Until Zack asked a question: “Why can’t we just make our own youth group?”

More so than many young people, homeless youth do not get a lot of positive affirmation, so they were thrilled to learn that Kathy and the rest of us at Stepping Stones have their back every step of the way as they tackle starting their own version of a youth action board. Like other youth action boards, their objective is to ensure that young people who have personally experienced homelessness are actively engaged in prevention and outreach efforts. It’s also about camaraderie, and this familiar cohort from Stepping Stones truly has something special.

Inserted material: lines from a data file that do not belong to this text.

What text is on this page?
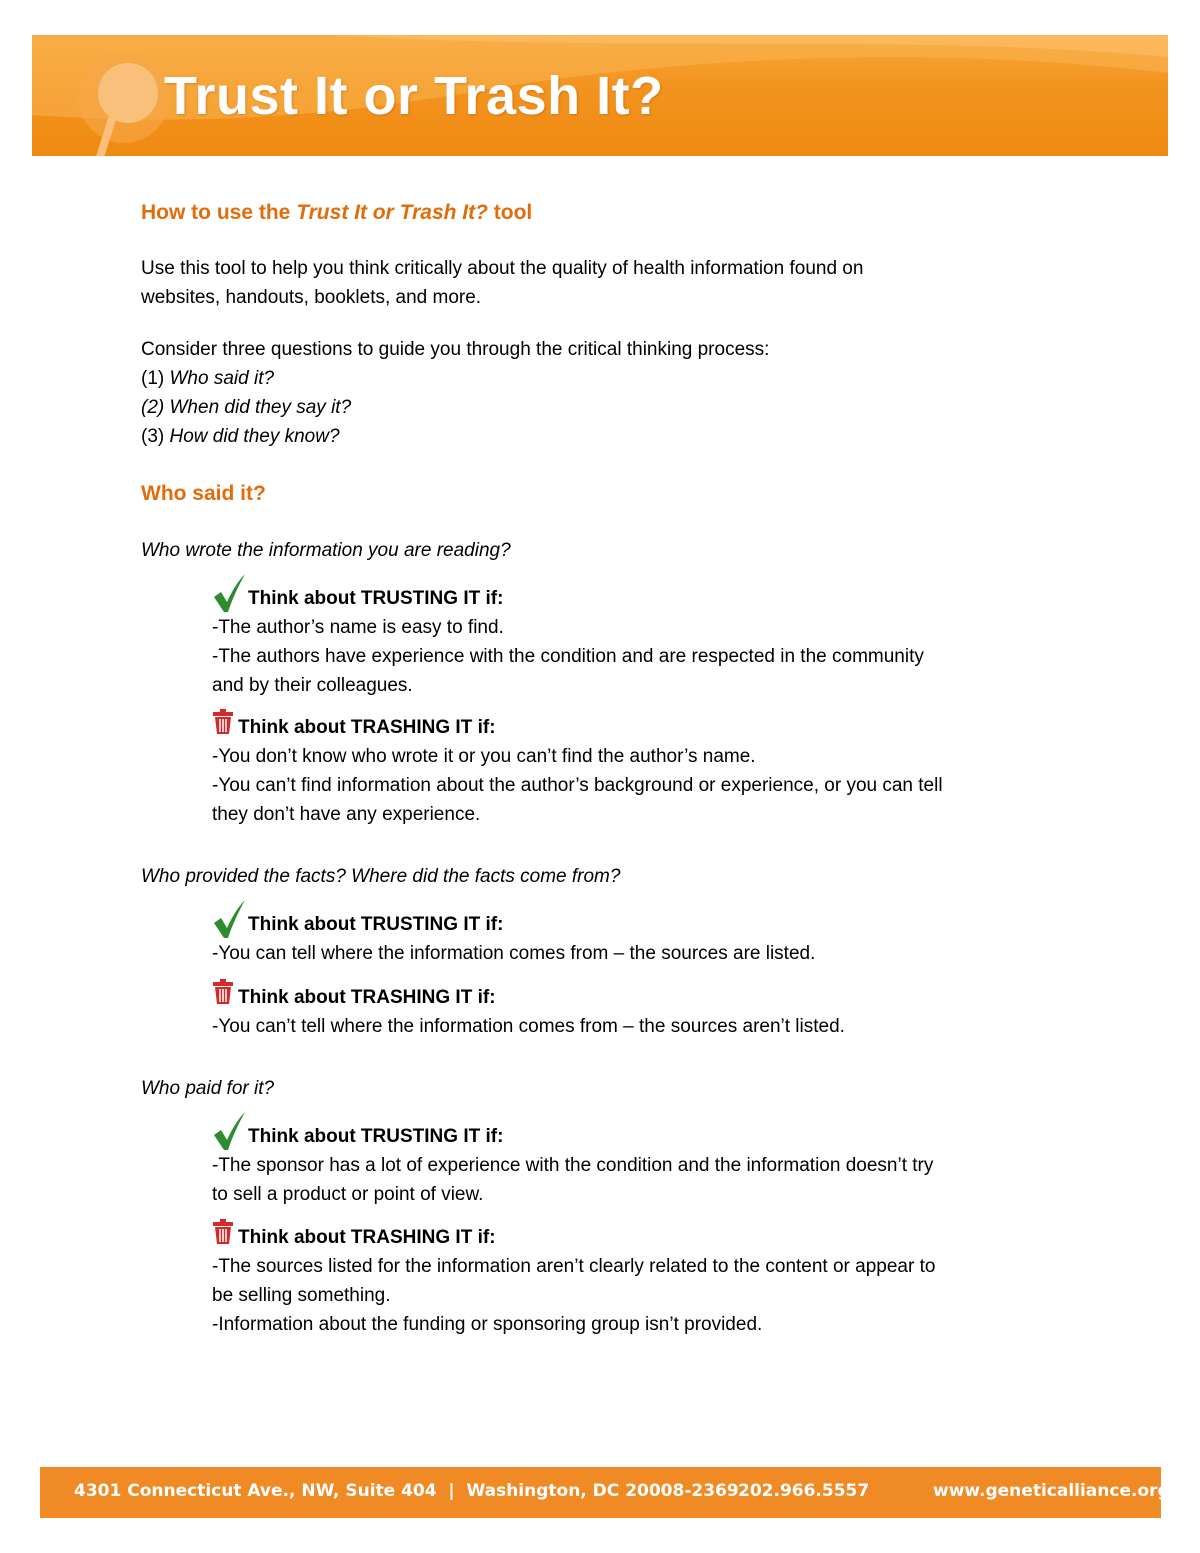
Trust It or Trash It?
How to use the Trust It or Trash It? tool
Use this tool to help you think critically about the quality of health information found on
websites, handouts, booklets, and more.
Consider three questions to guide you through the critical thinking process:
(1) Who said it?
(2) When did they say it?
(3) How did they know?
Who said it?
Who wrote the information you are reading?
Think about TRUSTING IT if:
-The author’s name is easy to find.
-The authors have experience with the condition and are respected in the community
and by their colleagues.
Think about TRASHING IT if:
-You don’t know who wrote it or you can’t find the author’s name.
-You can’t find information about the author’s background or experience, or you can tell
they don’t have any experience.
Who provided the facts? Where did the facts come from?
Think about TRUSTING IT if:
-You can tell where the information comes from – the sources are listed.
Think about TRASHING IT if:
-You can’t tell where the information comes from – the sources aren’t listed.
Who paid for it?
Think about TRUSTING IT if:
-The sponsor has a lot of experience with the condition and the information doesn’t try
to sell a product or point of view.
Think about TRASHING IT if:
-The sources listed for the information aren’t clearly related to the content or appear to
be selling something.
-Information about the funding or sponsoring group isn’t provided.
4301 Connecticut Ave., NW, Suite 404  |  Washington, DC 20008-2369 202.966.5557	www.geneticalliance.org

In August, they held their first meeting and the positive energy was infectious as they shared ideas for projects and initiatives the group wanted to lead. Already they’ve joined several local committees and taken part in debate on major, city-wide issues. Today they held their second meeting and modeled ideal civic engagement–they voted their hearts and worked respectfully to reach consensus. Addy became treasurer, and Angel took control of the group’s online presence. Most importantly, they came up with a name for their new organization: the Homeless Education and Advocacy League, or HEAL.

It’s hard to think of a better name for this group of people. Despite old wounds and weathering many hardships, the people of HEAL decided to band together to advocate for a better tomorrow. This project is how they heal. For Zack, healing is knowing that his voice is heard by adults in power. For Addy, healing is making sure that everyone in the group has a fair say. For Angel, healing is spreading the group’s mission on social media. For Alex, healing is bringing more people like her into the fold, so the next time someone is homeless and alone, they know where to turn, and that there is a group who will speak up for them.

For the members of HEAL, healing is more than recovering from past disappointment. It’s about putting their own hands into the clay to shape a different path.

Stepping Stones is proud of these young people–their passion, their commitment to seeing this through. We are all very excited to see HEAL’s star continue to rise.